Williams, who was a two-time recipient of the Black College Player of the Year Award, attended Grambling State. He guided the GSU Tigers to a 36-7 record as a four-year starter at quarterback and to three Southwestern Athletic Conference (SWAC) Championships.
In 1977, Williams led the NCAA in several categories, including total yards from scrimmage (3,249), passing yards (3,286), touchdown passes (38), and yards per play (8.6). He finished fourth in the Heisman Trophy voting, behind Earl Campbell, Terry Miller and Ken MacAfee.
Williams graduated from Grambling State with a bachelor’s degree in education and began working on his master’s degree before he was drafted to the NFL Draft in 1978.
Despite the success that he enjoyed on the football field, then-Tampa Bay Buccaneers offensive coordinator Joe Gibbs was the only NFL coach that visited Williams. Gibbs spent two days with Williams, reviewing play books, film and going through passing drills.

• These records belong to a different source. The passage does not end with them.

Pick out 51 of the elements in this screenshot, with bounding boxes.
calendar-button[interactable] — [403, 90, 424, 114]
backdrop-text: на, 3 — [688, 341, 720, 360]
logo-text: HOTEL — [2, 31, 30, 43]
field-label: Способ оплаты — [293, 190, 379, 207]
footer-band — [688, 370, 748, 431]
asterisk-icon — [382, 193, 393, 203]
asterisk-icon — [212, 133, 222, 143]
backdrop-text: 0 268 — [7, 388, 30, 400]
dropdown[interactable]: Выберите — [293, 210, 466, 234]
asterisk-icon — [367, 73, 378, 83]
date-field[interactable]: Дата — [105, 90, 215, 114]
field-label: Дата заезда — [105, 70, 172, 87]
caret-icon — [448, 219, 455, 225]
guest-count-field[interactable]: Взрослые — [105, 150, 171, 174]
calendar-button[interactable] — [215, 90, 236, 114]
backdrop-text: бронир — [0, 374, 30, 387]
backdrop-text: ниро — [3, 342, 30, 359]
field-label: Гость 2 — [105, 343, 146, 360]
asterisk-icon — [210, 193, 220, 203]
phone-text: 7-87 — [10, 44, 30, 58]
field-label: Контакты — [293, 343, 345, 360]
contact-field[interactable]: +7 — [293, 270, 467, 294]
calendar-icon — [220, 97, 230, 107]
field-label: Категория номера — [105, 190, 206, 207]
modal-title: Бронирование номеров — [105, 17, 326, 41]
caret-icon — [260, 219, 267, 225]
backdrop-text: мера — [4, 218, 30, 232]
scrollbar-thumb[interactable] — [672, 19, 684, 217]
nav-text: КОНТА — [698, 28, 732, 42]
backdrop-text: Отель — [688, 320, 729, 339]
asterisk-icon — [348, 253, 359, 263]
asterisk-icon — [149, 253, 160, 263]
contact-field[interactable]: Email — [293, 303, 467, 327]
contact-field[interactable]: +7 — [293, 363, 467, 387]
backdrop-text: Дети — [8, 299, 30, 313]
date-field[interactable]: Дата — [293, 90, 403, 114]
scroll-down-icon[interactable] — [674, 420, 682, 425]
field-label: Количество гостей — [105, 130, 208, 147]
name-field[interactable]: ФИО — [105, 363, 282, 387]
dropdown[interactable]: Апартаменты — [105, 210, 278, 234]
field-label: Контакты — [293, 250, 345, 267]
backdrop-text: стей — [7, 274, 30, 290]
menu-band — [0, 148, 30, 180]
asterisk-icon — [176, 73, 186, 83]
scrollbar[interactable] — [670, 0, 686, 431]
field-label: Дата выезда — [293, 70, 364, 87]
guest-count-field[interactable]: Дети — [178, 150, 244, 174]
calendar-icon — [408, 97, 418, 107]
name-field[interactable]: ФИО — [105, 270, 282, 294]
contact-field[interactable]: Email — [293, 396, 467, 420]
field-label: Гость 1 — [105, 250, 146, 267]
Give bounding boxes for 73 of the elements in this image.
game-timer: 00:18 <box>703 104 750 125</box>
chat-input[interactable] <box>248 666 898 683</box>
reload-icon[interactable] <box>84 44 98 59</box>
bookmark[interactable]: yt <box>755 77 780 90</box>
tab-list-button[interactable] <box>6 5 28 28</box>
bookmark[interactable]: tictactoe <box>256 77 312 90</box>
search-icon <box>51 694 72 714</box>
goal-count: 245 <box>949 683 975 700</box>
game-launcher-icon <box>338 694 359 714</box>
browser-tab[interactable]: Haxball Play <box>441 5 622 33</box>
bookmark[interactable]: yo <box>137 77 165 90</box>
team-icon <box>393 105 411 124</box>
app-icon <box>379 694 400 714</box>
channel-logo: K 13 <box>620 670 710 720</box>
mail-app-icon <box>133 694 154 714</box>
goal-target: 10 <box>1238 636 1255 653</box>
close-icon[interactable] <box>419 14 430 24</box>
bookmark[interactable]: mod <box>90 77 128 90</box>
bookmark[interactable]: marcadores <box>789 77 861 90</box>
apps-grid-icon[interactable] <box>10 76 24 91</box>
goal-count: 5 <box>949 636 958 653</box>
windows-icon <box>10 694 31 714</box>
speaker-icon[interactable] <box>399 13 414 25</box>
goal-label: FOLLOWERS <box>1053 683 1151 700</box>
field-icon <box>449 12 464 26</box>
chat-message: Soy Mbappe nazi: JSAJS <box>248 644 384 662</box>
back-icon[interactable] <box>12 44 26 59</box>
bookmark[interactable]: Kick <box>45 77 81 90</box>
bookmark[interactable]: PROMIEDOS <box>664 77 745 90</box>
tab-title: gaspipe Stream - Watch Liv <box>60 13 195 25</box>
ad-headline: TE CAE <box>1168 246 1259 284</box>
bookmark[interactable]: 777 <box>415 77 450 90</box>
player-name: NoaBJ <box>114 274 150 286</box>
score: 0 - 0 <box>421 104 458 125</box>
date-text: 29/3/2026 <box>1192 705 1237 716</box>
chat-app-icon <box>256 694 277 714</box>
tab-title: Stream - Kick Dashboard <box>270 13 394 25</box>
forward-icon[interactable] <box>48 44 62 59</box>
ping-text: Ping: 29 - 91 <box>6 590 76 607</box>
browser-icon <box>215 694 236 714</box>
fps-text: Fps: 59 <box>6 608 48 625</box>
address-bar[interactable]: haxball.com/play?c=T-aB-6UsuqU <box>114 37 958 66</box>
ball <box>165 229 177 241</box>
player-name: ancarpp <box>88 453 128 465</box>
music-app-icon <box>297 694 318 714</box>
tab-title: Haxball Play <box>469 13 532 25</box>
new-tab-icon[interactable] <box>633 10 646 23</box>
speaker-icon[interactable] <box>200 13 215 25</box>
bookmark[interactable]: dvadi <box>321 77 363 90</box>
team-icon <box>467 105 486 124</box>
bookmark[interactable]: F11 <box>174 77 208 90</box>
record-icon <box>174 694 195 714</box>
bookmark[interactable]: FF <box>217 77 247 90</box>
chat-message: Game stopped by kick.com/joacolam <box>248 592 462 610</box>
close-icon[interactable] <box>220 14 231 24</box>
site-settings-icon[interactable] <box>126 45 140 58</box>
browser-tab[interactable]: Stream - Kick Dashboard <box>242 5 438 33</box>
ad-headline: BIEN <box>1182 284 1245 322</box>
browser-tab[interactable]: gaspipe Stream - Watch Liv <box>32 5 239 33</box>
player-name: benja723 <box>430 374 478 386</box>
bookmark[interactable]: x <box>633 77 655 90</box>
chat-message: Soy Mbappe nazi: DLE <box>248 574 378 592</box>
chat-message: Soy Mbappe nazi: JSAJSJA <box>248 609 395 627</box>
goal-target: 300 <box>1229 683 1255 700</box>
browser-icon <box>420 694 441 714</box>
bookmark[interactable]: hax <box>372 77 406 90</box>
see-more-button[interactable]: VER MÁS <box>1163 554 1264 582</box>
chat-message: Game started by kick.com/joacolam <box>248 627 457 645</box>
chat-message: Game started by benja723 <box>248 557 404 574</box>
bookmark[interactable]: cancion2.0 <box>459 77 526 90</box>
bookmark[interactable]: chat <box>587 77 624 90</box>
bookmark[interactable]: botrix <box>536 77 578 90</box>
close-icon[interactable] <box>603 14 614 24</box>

Gibbs rated Williams as the best quarterback in the draft and the Buccaneers selected the 6-foot-4 quarterback in the first round (17th overall) in the 1978 NFL Draft. With that selection, Williams became the first African-American quarterback taken in the first round of an NFL Draft.
Williams, who threw for 16,998 yards in his professional career, played for the Tampa Bay Buccaneers (1978-1982), Oklahoma/Arizona Outlaws of the USFL (1984-1985) and the Washington Redskins (1986-1989).
After a career with the Redskins, Williams worked as an executive with Tampa Bay (2004-2010), Virginia Destroyers (2010-11) and Washington Redskins (2014-present). He had a few stops as a head coach, first at Morehouse where he went 3-8 during the 1997. Williams returned to his alma mater, guiding the Tigers to an overall mark of 61-34 and a 36-23 SWAC record from 1998-2003 and 2011-2013. His 2000, 2001, 2002, 2003 and 2011 teams were SWAC West Division Champions. In addition, his team’s won the SWAC Championship three times (2000, 2001 and 2011) and Black College Football National Championship two times (2000 and 2001).